But this does not use both the nodes' data and the edge data (person data and exchange data). They are answering different questions.

Applying K-Means to the node feature data is answering a different question from the community detection algorithm.

  • K-Means, these variables values for each person are not evenly distributed, they are focused into K dense regions where the inbetween regions have sparse samples. So we have types
  • Community detection, ignoring what these people features are, lets group people together on their interactions to see how many groups there are so if people exchange money between themselves they are doing it with focus on a sub-group.

So those questions are independent using clustering and community detection as they use independently collected datasets. The spread sheets do not depend upon each other or does the data. This does not mean that they data has no crossing information. You can have those features affect the edges. So when presenting it, you have 2 separate investigations.

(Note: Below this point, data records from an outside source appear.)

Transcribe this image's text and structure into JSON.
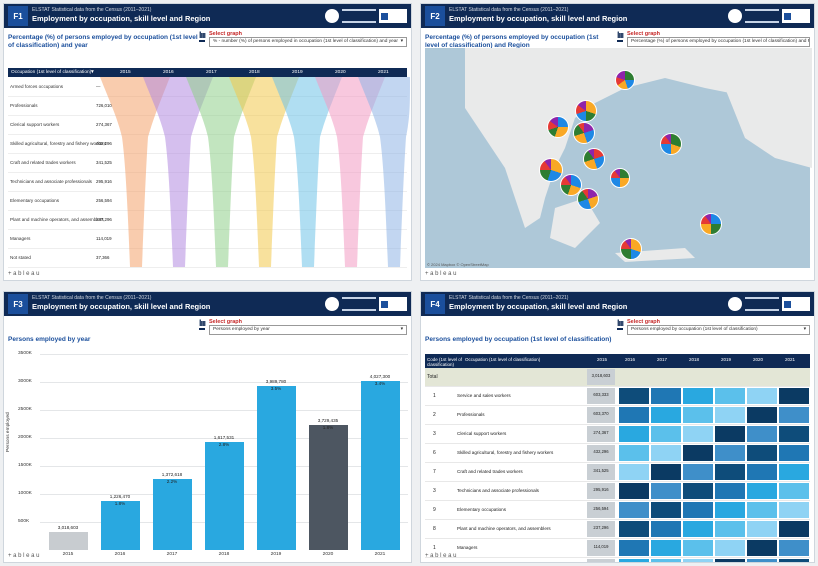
{
  "common": {
    "header_subtitle": "ELSTAT Statistical data from the Census (2011–2021)",
    "header_title": "Employment by occupation, skill level and Region",
    "select_label": "Select graph",
    "footer": "+ a b l e a u"
  },
  "panel1": {
    "badge": "F1",
    "title": "Percentage (%) of persons employed by occupation (1st level of classification) and year",
    "select_value": "% - number (%) of persons employed in occupation (1st level of classification) and year",
    "table_header": "Occupation (1st level of classification)",
    "years": [
      "2015",
      "2016",
      "2017",
      "2018",
      "2019",
      "2020",
      "2021"
    ],
    "rows": [
      {
        "label": "Armed forces occupations",
        "value": "—"
      },
      {
        "label": "Professionals",
        "value": "726,010"
      },
      {
        "label": "Clerical support workers",
        "value": "274,367"
      },
      {
        "label": "Skilled agricultural, forestry and fishery workers",
        "value": "432,296"
      },
      {
        "label": "Craft and related trades workers",
        "value": "341,525"
      },
      {
        "label": "Technicians and associate professionals",
        "value": "295,916"
      },
      {
        "label": "Elementary occupations",
        "value": "256,594"
      },
      {
        "label": "Plant and machine operators, and assemblers",
        "value": "237,296"
      },
      {
        "label": "Managers",
        "value": "114,019"
      },
      {
        "label": "Not stated",
        "value": "37,366"
      }
    ]
  },
  "panel2": {
    "badge": "F2",
    "title": "Percentage (%) of persons employed by occupation (1st level of classification) and Region",
    "select_value": "Percentage (%) of persons employed by occupation (1st level of classification) and Region",
    "attribution": "© 2024 Mapbox © OpenStreetMap"
  },
  "panel3": {
    "badge": "F3",
    "title": "Persons employed by year",
    "select_value": "Persons employed by year",
    "y_axis_label": "Persons employed",
    "y_ticks": [
      "3500K",
      "3000K",
      "2500K",
      "2000K",
      "1500K",
      "1000K",
      "500K"
    ]
  },
  "chart_data": {
    "type": "bar",
    "categories": [
      "2015",
      "2016",
      "2017",
      "2018",
      "2019",
      "2020",
      "2021"
    ],
    "values": [
      3018603,
      3226470,
      3372618,
      3617531,
      3989780,
      3729435,
      4027300
    ],
    "labels": [
      "3,018,603",
      "1,226,470",
      "1,372,618",
      "1,617,531",
      "3,989,780",
      "3,729,435",
      "4,027,300"
    ],
    "pct_labels": [
      "",
      "1.8%",
      "2.2%",
      "2.8%",
      "3.5%",
      "1.8%",
      "3.4%"
    ],
    "ylim": [
      2900000,
      4100000
    ],
    "colors": [
      "#c8ccd0",
      "#29a8e0",
      "#29a8e0",
      "#29a8e0",
      "#29a8e0",
      "#4d5661",
      "#29a8e0"
    ]
  },
  "panel4": {
    "badge": "F4",
    "title": "Persons employed by occupation (1st level of classification)",
    "select_value": "Persons employed by occupation (1st level of classification)",
    "header_code": "Code (1st level of classification)",
    "header_occupation": "Occupation (1st level of classification)",
    "years": [
      "2015",
      "2016",
      "2017",
      "2018",
      "2019",
      "2020",
      "2021"
    ],
    "total_label": "Total",
    "total_value": "3,018,603",
    "rows": [
      {
        "code": "1",
        "label": "Service and sales workers",
        "value": "603,333"
      },
      {
        "code": "2",
        "label": "Professionals",
        "value": "603,370"
      },
      {
        "code": "3",
        "label": "Clerical support workers",
        "value": "274,367"
      },
      {
        "code": "6",
        "label": "Skilled agricultural, forestry and fishery workers",
        "value": "432,296"
      },
      {
        "code": "7",
        "label": "Craft and related trades workers",
        "value": "341,525"
      },
      {
        "code": "3",
        "label": "Technicians and associate professionals",
        "value": "295,916"
      },
      {
        "code": "9",
        "label": "Elementary occupations",
        "value": "256,594"
      },
      {
        "code": "8",
        "label": "Plant and machine operators, and assemblers",
        "value": "237,296"
      },
      {
        "code": "1",
        "label": "Managers",
        "value": "114,019"
      },
      {
        "code": "X",
        "label": "Not stated",
        "value": "37,366"
      }
    ]
  }
}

(Another answer above mentions fusion based approaches to analyzing the data with both the node data and edge data together, but it does not appear as if that is your question. are you trying to use both datasets together? If so, the easiest approach is to use an approach with good implementations out there and 'graph neural networks' like the SGC, simple graph convolutional neural network, is a good recommendation, although it sounds intimidating, you'd feed it the adjacency matrix made from the payment network you make and then the node attributes/features. Python's DGL library is great for this. You can do it unsupervised with scaled data if you want.)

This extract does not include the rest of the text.